29 1790 John Tyler; 1867 Cy Young; 1906 E. Power Biggs; 1916 Eugene J. McCarthy; 1917 Man O' War; 1918 Pearl Bailey, Sam Walton; 1941 Terence Hill; 1943 Eric Idle, Vangelis; 1945 Walt "Clyde" Frazier; 1948 Bud Cort; 1956 LaToya Jackson; 1964 Elle Macpherson.
• 1795: Beethoven debuts as pianist in Vienna.
• 1848: Niagara Falls stops flowing for 30 hours due to an ice jam; honeymooners at a loss for what to do in the meantime.
• 1932: Jack Benny debuts on radio.
• 1951: The King & I opens on Broadway.
• 1959: Some Like it Hot premieres.
• 1962: Jack Paar's final appearance on The Tonight Show.

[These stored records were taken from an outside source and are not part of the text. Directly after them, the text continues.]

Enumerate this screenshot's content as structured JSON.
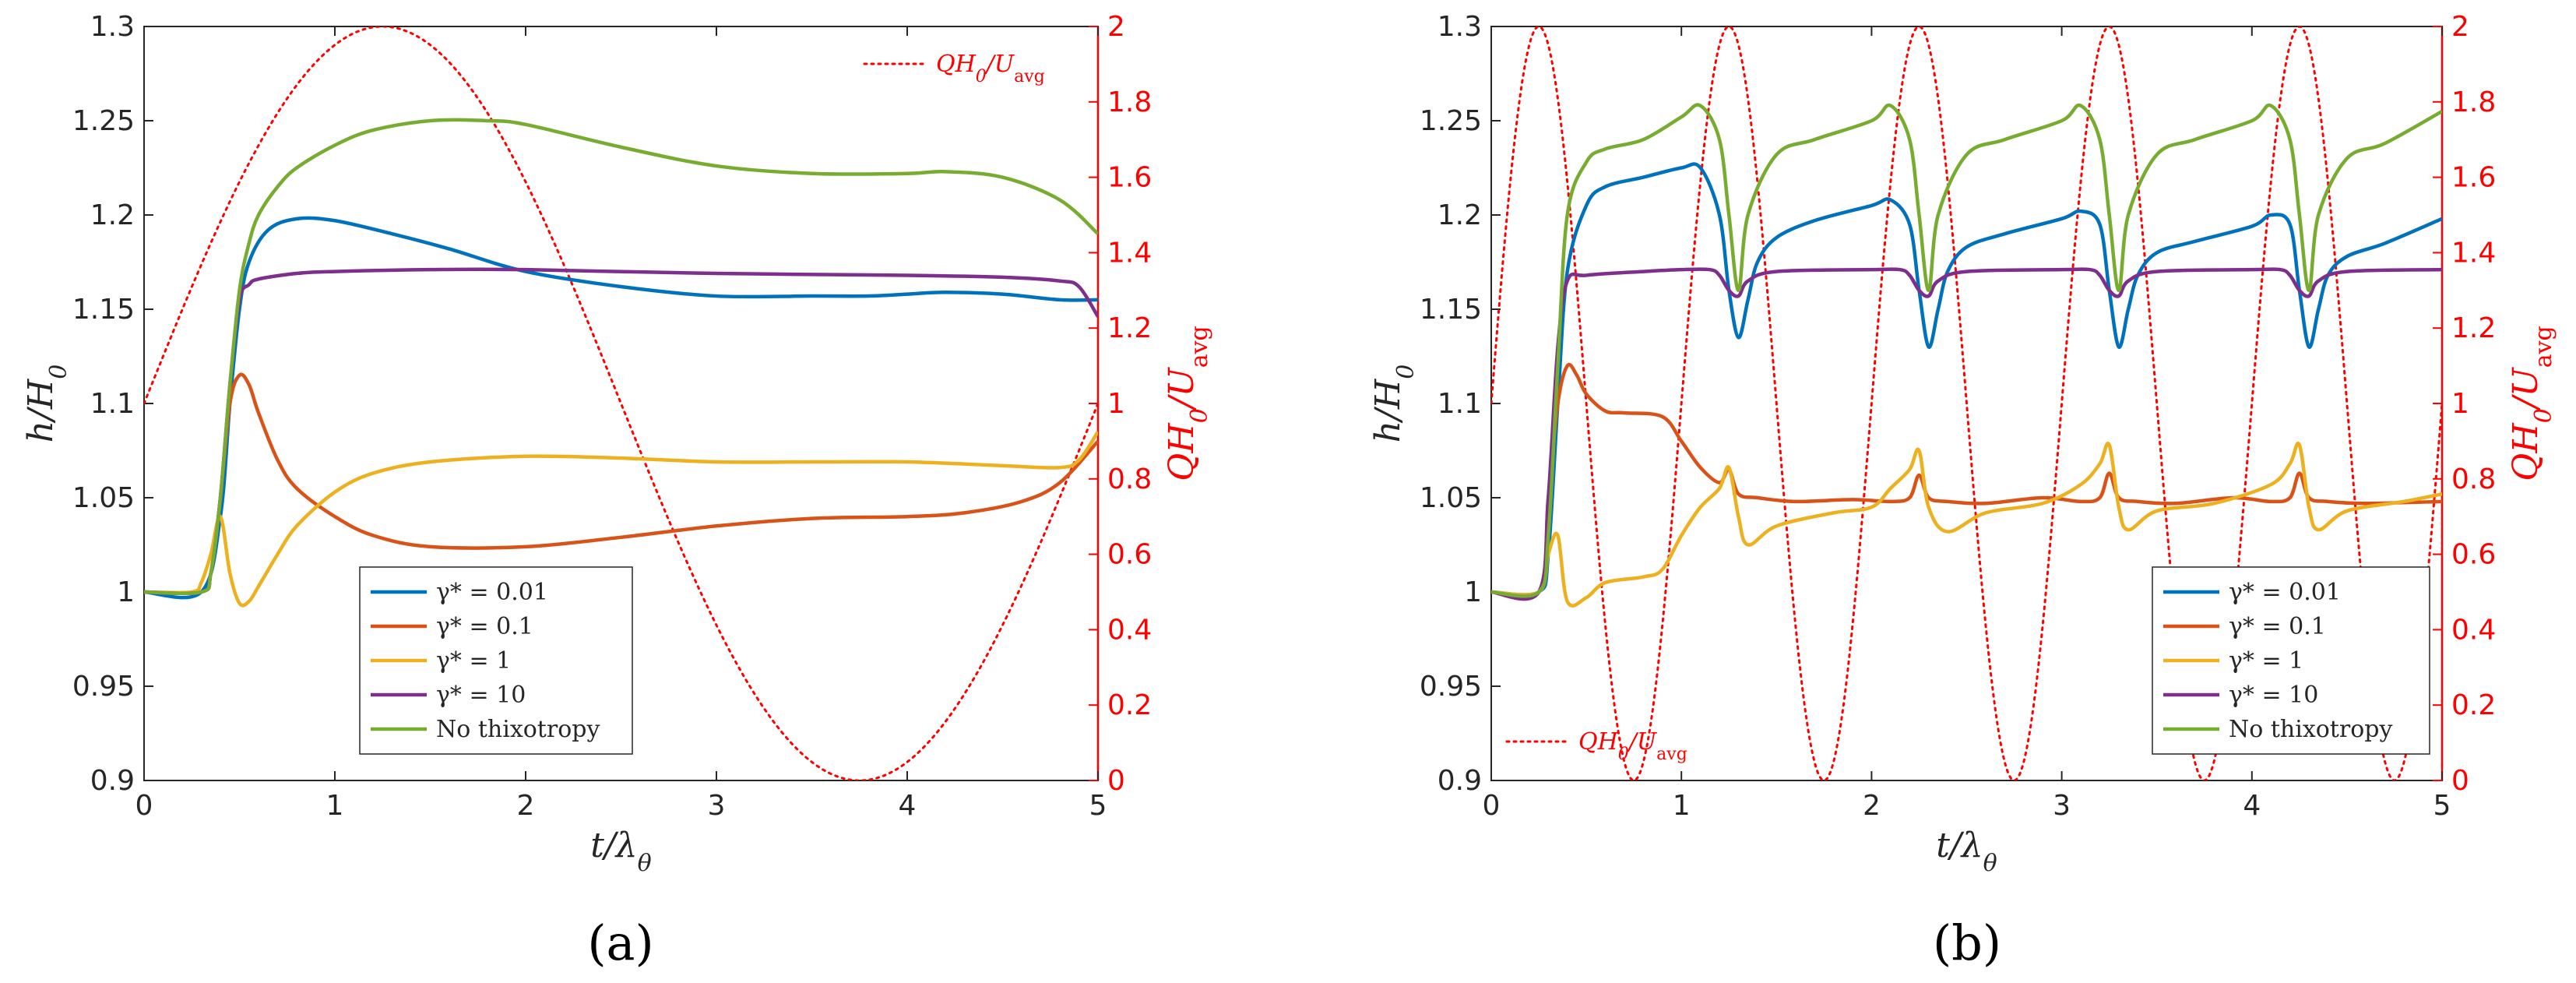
{
  "chart_data": [
    {
      "type": "line",
      "panel_label": "(a)",
      "xlabel": "t/λ_θ",
      "ylabel": "h/H_0",
      "y2label": "QH_0/U_avg",
      "xlim": [
        0,
        5
      ],
      "ylim": [
        0.9,
        1.3
      ],
      "y2lim": [
        0,
        2
      ],
      "xticks": [
        "0",
        "1",
        "2",
        "3",
        "4",
        "5"
      ],
      "yticks": [
        "0.9",
        "0.95",
        "1",
        "1.05",
        "1.1",
        "1.15",
        "1.2",
        "1.25",
        "1.3"
      ],
      "y2ticks": [
        "0",
        "0.2",
        "0.4",
        "0.6",
        "0.8",
        "1",
        "1.2",
        "1.4",
        "1.6",
        "1.8",
        "2"
      ],
      "legend_position": "bottom-center",
      "flow_legend_position": "top-right",
      "flow_label": "QH_0/U_avg",
      "flow_color": "#ff0000",
      "flow": {
        "base": 1,
        "amplitude": 1,
        "cycles": 0.2
      },
      "series": [
        {
          "name": "γ* = 0.01",
          "color": "#0072bd",
          "x": [
            0,
            0.3,
            0.4,
            0.45,
            0.5,
            0.55,
            0.65,
            0.8,
            1.0,
            1.3,
            1.6,
            2.0,
            2.5,
            3.0,
            3.5,
            3.8,
            4.0,
            4.2,
            4.5,
            4.8,
            5.0
          ],
          "y": [
            1.0,
            1.0,
            1.04,
            1.1,
            1.15,
            1.175,
            1.192,
            1.198,
            1.197,
            1.19,
            1.182,
            1.17,
            1.162,
            1.157,
            1.157,
            1.157,
            1.158,
            1.159,
            1.158,
            1.155,
            1.155
          ]
        },
        {
          "name": "γ* = 0.1",
          "color": "#d95319",
          "x": [
            0,
            0.3,
            0.35,
            0.4,
            0.45,
            0.5,
            0.55,
            0.6,
            0.7,
            0.8,
            1.0,
            1.2,
            1.5,
            2.0,
            2.5,
            3.0,
            3.5,
            4.0,
            4.3,
            4.6,
            4.8,
            5.0
          ],
          "y": [
            1.0,
            1.0,
            1.01,
            1.05,
            1.1,
            1.115,
            1.11,
            1.095,
            1.07,
            1.055,
            1.04,
            1.03,
            1.024,
            1.024,
            1.029,
            1.035,
            1.039,
            1.04,
            1.042,
            1.048,
            1.058,
            1.08
          ]
        },
        {
          "name": "γ* = 1",
          "color": "#edb120",
          "x": [
            0,
            0.25,
            0.3,
            0.35,
            0.4,
            0.45,
            0.5,
            0.55,
            0.6,
            0.7,
            0.8,
            1.0,
            1.2,
            1.5,
            2.0,
            2.5,
            3.0,
            3.5,
            4.0,
            4.5,
            4.8,
            4.9,
            5.0
          ],
          "y": [
            1.0,
            1.0,
            1.005,
            1.02,
            1.04,
            1.01,
            0.994,
            0.995,
            1.003,
            1.02,
            1.035,
            1.053,
            1.063,
            1.069,
            1.072,
            1.071,
            1.069,
            1.069,
            1.069,
            1.067,
            1.066,
            1.07,
            1.085
          ]
        },
        {
          "name": "γ* = 10",
          "color": "#7e2f8e",
          "x": [
            0,
            0.3,
            0.35,
            0.4,
            0.45,
            0.5,
            0.55,
            0.6,
            0.8,
            1.0,
            1.5,
            2.0,
            3.0,
            4.0,
            4.5,
            4.8,
            4.9,
            5.0
          ],
          "y": [
            1.0,
            1.0,
            1.01,
            1.05,
            1.11,
            1.155,
            1.163,
            1.166,
            1.169,
            1.17,
            1.171,
            1.171,
            1.169,
            1.168,
            1.167,
            1.165,
            1.162,
            1.146
          ]
        },
        {
          "name": "No thixotropy",
          "color": "#77ac30",
          "x": [
            0,
            0.3,
            0.35,
            0.4,
            0.45,
            0.5,
            0.55,
            0.6,
            0.7,
            0.8,
            1.0,
            1.2,
            1.5,
            1.8,
            2.0,
            2.5,
            3.0,
            3.5,
            4.0,
            4.2,
            4.5,
            4.8,
            5.0
          ],
          "y": [
            1.0,
            1.0,
            1.01,
            1.05,
            1.11,
            1.16,
            1.185,
            1.2,
            1.215,
            1.225,
            1.237,
            1.245,
            1.25,
            1.25,
            1.248,
            1.236,
            1.226,
            1.222,
            1.222,
            1.223,
            1.22,
            1.208,
            1.19
          ]
        }
      ]
    },
    {
      "type": "line",
      "panel_label": "(b)",
      "xlabel": "t/λ_θ",
      "ylabel": "h/H_0",
      "y2label": "QH_0/U_avg",
      "xlim": [
        0,
        5
      ],
      "ylim": [
        0.9,
        1.3
      ],
      "y2lim": [
        0,
        2
      ],
      "xticks": [
        "0",
        "1",
        "2",
        "3",
        "4",
        "5"
      ],
      "yticks": [
        "0.9",
        "0.95",
        "1",
        "1.05",
        "1.1",
        "1.15",
        "1.2",
        "1.25",
        "1.3"
      ],
      "y2ticks": [
        "0",
        "0.2",
        "0.4",
        "0.6",
        "0.8",
        "1",
        "1.2",
        "1.4",
        "1.6",
        "1.8",
        "2"
      ],
      "legend_position": "bottom-right",
      "flow_legend_position": "bottom-left",
      "flow_label": "QH_0/U_avg",
      "flow_color": "#ff0000",
      "flow": {
        "base": 1,
        "amplitude": 1,
        "cycles": 1
      },
      "series": [
        {
          "name": "γ* = 0.01",
          "color": "#0072bd",
          "x": [
            0,
            0.25,
            0.3,
            0.35,
            0.4,
            0.5,
            0.6,
            0.8,
            1.0,
            1.1,
            1.2,
            1.25,
            1.3,
            1.35,
            1.4,
            1.5,
            1.7,
            2.0,
            2.1,
            2.2,
            2.25,
            2.3,
            2.35,
            2.4,
            2.5,
            2.7,
            3.0,
            3.1,
            3.2,
            3.25,
            3.3,
            3.35,
            3.4,
            3.5,
            3.7,
            4.0,
            4.1,
            4.2,
            4.25,
            4.3,
            4.35,
            4.4,
            4.5,
            4.7,
            5.0
          ],
          "y": [
            1.0,
            1.0,
            1.02,
            1.1,
            1.17,
            1.205,
            1.215,
            1.22,
            1.225,
            1.225,
            1.2,
            1.16,
            1.135,
            1.155,
            1.175,
            1.188,
            1.197,
            1.205,
            1.208,
            1.195,
            1.16,
            1.13,
            1.15,
            1.17,
            1.183,
            1.19,
            1.198,
            1.202,
            1.195,
            1.16,
            1.13,
            1.15,
            1.168,
            1.18,
            1.186,
            1.194,
            1.2,
            1.195,
            1.16,
            1.13,
            1.15,
            1.168,
            1.178,
            1.185,
            1.198
          ]
        },
        {
          "name": "γ* = 0.1",
          "color": "#d95319",
          "x": [
            0,
            0.25,
            0.3,
            0.35,
            0.4,
            0.45,
            0.5,
            0.6,
            0.7,
            0.9,
            1.0,
            1.1,
            1.2,
            1.25,
            1.3,
            1.4,
            1.6,
            1.9,
            2.1,
            2.2,
            2.25,
            2.3,
            2.4,
            2.6,
            2.9,
            3.1,
            3.2,
            3.25,
            3.3,
            3.4,
            3.6,
            3.9,
            4.1,
            4.2,
            4.25,
            4.3,
            4.4,
            4.6,
            5.0
          ],
          "y": [
            1.0,
            1.0,
            1.05,
            1.1,
            1.12,
            1.115,
            1.105,
            1.096,
            1.095,
            1.093,
            1.08,
            1.066,
            1.058,
            1.065,
            1.052,
            1.05,
            1.048,
            1.049,
            1.048,
            1.05,
            1.062,
            1.05,
            1.048,
            1.047,
            1.05,
            1.048,
            1.05,
            1.063,
            1.05,
            1.048,
            1.047,
            1.05,
            1.048,
            1.05,
            1.063,
            1.05,
            1.048,
            1.047,
            1.048
          ]
        },
        {
          "name": "γ* = 1",
          "color": "#edb120",
          "x": [
            0,
            0.25,
            0.3,
            0.35,
            0.4,
            0.5,
            0.6,
            0.8,
            0.9,
            1.0,
            1.1,
            1.2,
            1.25,
            1.3,
            1.35,
            1.5,
            1.8,
            2.0,
            2.1,
            2.2,
            2.25,
            2.3,
            2.4,
            2.6,
            2.9,
            3.1,
            3.2,
            3.25,
            3.3,
            3.35,
            3.5,
            3.8,
            4.1,
            4.2,
            4.25,
            4.3,
            4.35,
            4.5,
            4.8,
            5.0
          ],
          "y": [
            1.0,
            1.0,
            1.02,
            1.03,
            0.995,
            0.997,
            1.005,
            1.008,
            1.012,
            1.03,
            1.045,
            1.055,
            1.066,
            1.04,
            1.025,
            1.035,
            1.042,
            1.045,
            1.055,
            1.065,
            1.075,
            1.045,
            1.032,
            1.042,
            1.047,
            1.057,
            1.068,
            1.078,
            1.045,
            1.033,
            1.043,
            1.047,
            1.057,
            1.068,
            1.078,
            1.045,
            1.033,
            1.043,
            1.048,
            1.052
          ]
        },
        {
          "name": "γ* = 10",
          "color": "#7e2f8e",
          "x": [
            0,
            0.25,
            0.3,
            0.35,
            0.4,
            0.5,
            0.8,
            1.0,
            1.15,
            1.2,
            1.25,
            1.3,
            1.35,
            1.5,
            2.0,
            2.15,
            2.2,
            2.25,
            2.3,
            2.35,
            2.5,
            3.0,
            3.15,
            3.2,
            3.25,
            3.3,
            3.35,
            3.5,
            4.0,
            4.15,
            4.2,
            4.25,
            4.3,
            4.35,
            4.5,
            5.0
          ],
          "y": [
            1.0,
            1.0,
            1.05,
            1.13,
            1.165,
            1.168,
            1.17,
            1.171,
            1.171,
            1.168,
            1.16,
            1.157,
            1.165,
            1.17,
            1.171,
            1.171,
            1.168,
            1.16,
            1.157,
            1.165,
            1.17,
            1.171,
            1.171,
            1.168,
            1.16,
            1.157,
            1.165,
            1.17,
            1.171,
            1.171,
            1.168,
            1.16,
            1.157,
            1.165,
            1.17,
            1.171
          ]
        },
        {
          "name": "No thixotropy",
          "color": "#77ac30",
          "x": [
            0,
            0.25,
            0.3,
            0.35,
            0.4,
            0.5,
            0.6,
            0.8,
            1.0,
            1.1,
            1.2,
            1.25,
            1.3,
            1.35,
            1.5,
            1.7,
            2.0,
            2.1,
            2.2,
            2.25,
            2.3,
            2.35,
            2.5,
            2.7,
            3.0,
            3.1,
            3.2,
            3.25,
            3.3,
            3.35,
            3.5,
            3.7,
            4.0,
            4.1,
            4.2,
            4.25,
            4.3,
            4.35,
            4.5,
            4.7,
            5.0
          ],
          "y": [
            1.0,
            1.0,
            1.03,
            1.12,
            1.2,
            1.228,
            1.235,
            1.24,
            1.252,
            1.258,
            1.24,
            1.2,
            1.16,
            1.2,
            1.232,
            1.24,
            1.25,
            1.258,
            1.24,
            1.2,
            1.16,
            1.2,
            1.232,
            1.24,
            1.25,
            1.258,
            1.24,
            1.2,
            1.16,
            1.2,
            1.232,
            1.24,
            1.25,
            1.258,
            1.24,
            1.2,
            1.16,
            1.2,
            1.23,
            1.238,
            1.255
          ]
        }
      ]
    }
  ]
}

30 1899 Irving Thalberg; 1937 Warren Beatty; 1945 Eric Clapton; 1957 Paul Reiser; 1964 Tracy Chapman; 1968 Celine Dion.

31 1596 René Descartes; 1732 Franz Joseph Haydn; 1878 Jack Johnson; 1903 Arthur Godfrey; 1924 Leo Buscaglia; 1926 John Fowles; 1927 Cesar Chavez, William Daniels; 1928 Gordie Howe; 1929 Liz Claiborne; 1932 John Jakes; 1935 Herb Alpert, Richard Chamberlain, Judith Rossner; 1940 Barney Frank; 1946 Gabe Kaplan; 1948 David Eisenhower, Albert Gore Jr., Rhea Perlman.
• 1930: The Motion Pictures Production Code is instituted, imposing strict guidelines limiting sex, violence and original ideas in movies.
• 1932: Ford unveils its V-8 engine; public suggests that maybe if they put it inside a car then they'd really have something.
• 1972: Official Beatles Fan Club closes down.